Are Christmas cards a thing of the past?

Do you still send Christmas cards or do you prefer the speed and simplicity of sending a Christmas greetings email?  Or will you be putting a festive message on Facebook or sending a seasonal tweet to your followers on twitter?

Is it a generational thing?  My daughter sends very few cards.  She certainly doesn’t exchange them with the majority of her friends.  I wonder if this will change as she gets older …

I don’t send as many Christmas cards as I used to but I do still send a fair few.  I find that buying Christmas cards helps put me in the festive mood.  For me it’s akin to firing the Christmas starting gun.   I try to choose very carefully, keeping in mind the recipients.  Some are humourous, others are more serious, and some show a traditional Christmas scene.

I must admit I get pleasure from thinking about the recipient of the card as I add a festive sentence underneath the card’s often bland printed greetings message.   The more unluckier of my friends, who I do not see often, may find that they receive a longer rambling letter!  This is particularly the case for elderly friends and relatives.   I hope it implies that I am sending  them a personal message and that I am thinking about them at this time of year.  Obviously I think about them at other times of the year but it somehow seems more important at Christmas.

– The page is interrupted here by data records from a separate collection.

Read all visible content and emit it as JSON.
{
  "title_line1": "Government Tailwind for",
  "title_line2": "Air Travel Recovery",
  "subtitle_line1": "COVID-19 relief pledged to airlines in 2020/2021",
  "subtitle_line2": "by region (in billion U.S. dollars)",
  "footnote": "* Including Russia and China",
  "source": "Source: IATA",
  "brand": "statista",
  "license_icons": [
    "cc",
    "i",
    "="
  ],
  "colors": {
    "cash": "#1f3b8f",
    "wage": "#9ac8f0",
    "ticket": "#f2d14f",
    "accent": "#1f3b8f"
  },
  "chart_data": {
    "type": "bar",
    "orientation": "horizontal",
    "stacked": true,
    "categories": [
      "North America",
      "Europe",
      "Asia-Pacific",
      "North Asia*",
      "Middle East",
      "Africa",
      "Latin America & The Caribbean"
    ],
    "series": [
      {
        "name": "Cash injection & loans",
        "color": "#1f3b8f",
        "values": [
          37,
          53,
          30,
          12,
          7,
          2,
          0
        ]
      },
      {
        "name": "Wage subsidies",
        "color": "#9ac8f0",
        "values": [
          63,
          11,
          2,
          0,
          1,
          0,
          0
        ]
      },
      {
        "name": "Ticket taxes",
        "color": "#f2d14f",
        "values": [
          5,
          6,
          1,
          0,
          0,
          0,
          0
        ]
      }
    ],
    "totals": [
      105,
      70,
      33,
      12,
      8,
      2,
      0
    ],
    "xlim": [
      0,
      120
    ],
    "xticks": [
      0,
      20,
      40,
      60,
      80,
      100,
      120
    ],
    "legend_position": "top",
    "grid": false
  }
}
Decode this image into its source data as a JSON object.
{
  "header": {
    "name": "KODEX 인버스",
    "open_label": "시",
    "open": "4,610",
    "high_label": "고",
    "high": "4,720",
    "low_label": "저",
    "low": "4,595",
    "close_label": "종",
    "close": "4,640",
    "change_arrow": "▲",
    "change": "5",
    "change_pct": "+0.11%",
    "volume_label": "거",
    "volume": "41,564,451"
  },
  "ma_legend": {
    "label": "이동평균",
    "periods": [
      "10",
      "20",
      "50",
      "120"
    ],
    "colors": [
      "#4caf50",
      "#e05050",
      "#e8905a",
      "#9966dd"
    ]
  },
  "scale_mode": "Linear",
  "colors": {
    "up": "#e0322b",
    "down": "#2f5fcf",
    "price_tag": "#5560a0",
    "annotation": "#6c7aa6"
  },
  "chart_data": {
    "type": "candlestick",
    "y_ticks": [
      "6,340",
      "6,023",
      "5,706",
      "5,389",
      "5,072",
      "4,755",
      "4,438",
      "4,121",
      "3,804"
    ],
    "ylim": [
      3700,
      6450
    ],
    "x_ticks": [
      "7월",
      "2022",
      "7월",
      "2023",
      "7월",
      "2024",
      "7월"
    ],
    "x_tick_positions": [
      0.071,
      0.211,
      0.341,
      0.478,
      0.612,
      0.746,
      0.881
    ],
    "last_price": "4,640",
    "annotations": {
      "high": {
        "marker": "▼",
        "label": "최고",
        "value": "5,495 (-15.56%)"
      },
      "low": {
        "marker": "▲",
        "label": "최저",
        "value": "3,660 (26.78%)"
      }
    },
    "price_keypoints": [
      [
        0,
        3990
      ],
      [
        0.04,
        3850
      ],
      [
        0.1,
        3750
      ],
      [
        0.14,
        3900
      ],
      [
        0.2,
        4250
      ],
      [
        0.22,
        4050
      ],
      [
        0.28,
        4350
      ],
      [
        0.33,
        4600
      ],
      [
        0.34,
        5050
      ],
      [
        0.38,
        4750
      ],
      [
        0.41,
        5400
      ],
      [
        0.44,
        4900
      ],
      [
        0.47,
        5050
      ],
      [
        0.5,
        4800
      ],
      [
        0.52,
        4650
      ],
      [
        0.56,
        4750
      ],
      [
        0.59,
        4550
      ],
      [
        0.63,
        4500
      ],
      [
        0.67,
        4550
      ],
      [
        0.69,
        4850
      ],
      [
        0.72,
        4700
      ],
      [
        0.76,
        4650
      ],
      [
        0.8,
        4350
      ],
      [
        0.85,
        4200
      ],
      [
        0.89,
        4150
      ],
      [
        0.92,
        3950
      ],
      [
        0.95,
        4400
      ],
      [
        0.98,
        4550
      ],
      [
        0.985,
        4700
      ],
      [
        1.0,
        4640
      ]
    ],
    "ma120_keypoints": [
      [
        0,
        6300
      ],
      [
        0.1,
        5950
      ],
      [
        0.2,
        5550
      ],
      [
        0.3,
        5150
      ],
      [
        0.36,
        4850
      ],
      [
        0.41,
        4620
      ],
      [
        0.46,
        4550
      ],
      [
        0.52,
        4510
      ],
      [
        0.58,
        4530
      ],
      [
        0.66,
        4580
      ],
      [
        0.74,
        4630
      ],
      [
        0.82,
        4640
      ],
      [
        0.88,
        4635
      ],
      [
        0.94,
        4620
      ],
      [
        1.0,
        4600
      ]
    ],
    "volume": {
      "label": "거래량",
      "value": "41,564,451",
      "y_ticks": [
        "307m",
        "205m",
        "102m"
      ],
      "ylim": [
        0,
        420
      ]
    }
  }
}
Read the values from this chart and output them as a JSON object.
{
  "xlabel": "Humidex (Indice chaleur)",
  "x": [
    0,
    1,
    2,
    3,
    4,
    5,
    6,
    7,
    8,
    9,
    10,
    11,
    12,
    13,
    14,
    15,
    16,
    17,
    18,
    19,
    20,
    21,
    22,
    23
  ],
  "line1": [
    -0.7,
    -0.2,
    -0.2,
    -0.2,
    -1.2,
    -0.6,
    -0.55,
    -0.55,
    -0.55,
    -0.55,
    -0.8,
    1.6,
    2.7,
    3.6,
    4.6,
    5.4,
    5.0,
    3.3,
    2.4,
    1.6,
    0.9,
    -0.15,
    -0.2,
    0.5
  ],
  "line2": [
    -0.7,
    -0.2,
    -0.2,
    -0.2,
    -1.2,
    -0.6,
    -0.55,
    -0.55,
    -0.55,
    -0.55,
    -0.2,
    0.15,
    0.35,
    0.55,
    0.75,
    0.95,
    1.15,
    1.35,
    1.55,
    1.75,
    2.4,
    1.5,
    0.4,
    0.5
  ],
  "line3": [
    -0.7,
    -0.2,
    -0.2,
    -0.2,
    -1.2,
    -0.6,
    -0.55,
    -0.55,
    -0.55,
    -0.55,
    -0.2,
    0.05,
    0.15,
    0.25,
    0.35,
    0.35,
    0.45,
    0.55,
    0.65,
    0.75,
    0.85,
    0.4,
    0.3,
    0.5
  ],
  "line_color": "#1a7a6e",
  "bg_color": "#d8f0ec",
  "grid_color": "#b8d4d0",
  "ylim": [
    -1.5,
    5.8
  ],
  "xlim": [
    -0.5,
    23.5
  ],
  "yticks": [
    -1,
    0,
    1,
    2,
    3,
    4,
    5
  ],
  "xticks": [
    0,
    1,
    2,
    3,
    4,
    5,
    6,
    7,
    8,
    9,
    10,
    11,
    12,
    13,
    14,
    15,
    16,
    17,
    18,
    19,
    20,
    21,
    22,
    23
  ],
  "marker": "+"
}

I also get a great deal of pleasure from receiving cards.  However, I am not a fan of the “round robin” letter.  I don’t really need to know everything that has happened to one particular friend and their family during the preceding year.  Particularly if it’s from someone that I see regularly so I’ve already heard many times about their exotic holiday in the summer or how wonderful they are finding their new car!

I do buy charity Christmas cards.  Possibly this may be seen as a token gesture but hopefully someone benefits.  I have friends who no longer send cards but donate the money to a good cause instead.  An admirable approach but not one I will be adopting quite yet.

As a confirmed luddite, I also write each individual envelope rather than producing printed labels.  Probably a nightmare for the postman as my writing can be pretty illegible (think drunken spider) but I try and convince myself that it adds that personal touch!

There is of course a cost involved in buying Christmas cards.  And postage is not cheap.  Fortunately I only have a few cards that need sending abroad but they are to the USA …

But are we putting undue pressure on ourselves by sending cards?  Do you find yourself sending a card to someone just because they’ve sent you one?  Do you feel shunned if you send a card to a “friend” but they do not send you one in return?  I remember as a school child finding that it almost became a popularity contest.  There was certainly a great deal of kudos in receiving a card from an older child in a class above you!

Gosh.  When Sir Henry Cole sent the first Christmas card in 1843, do you think  he could ever have imagined what he was setting in motion?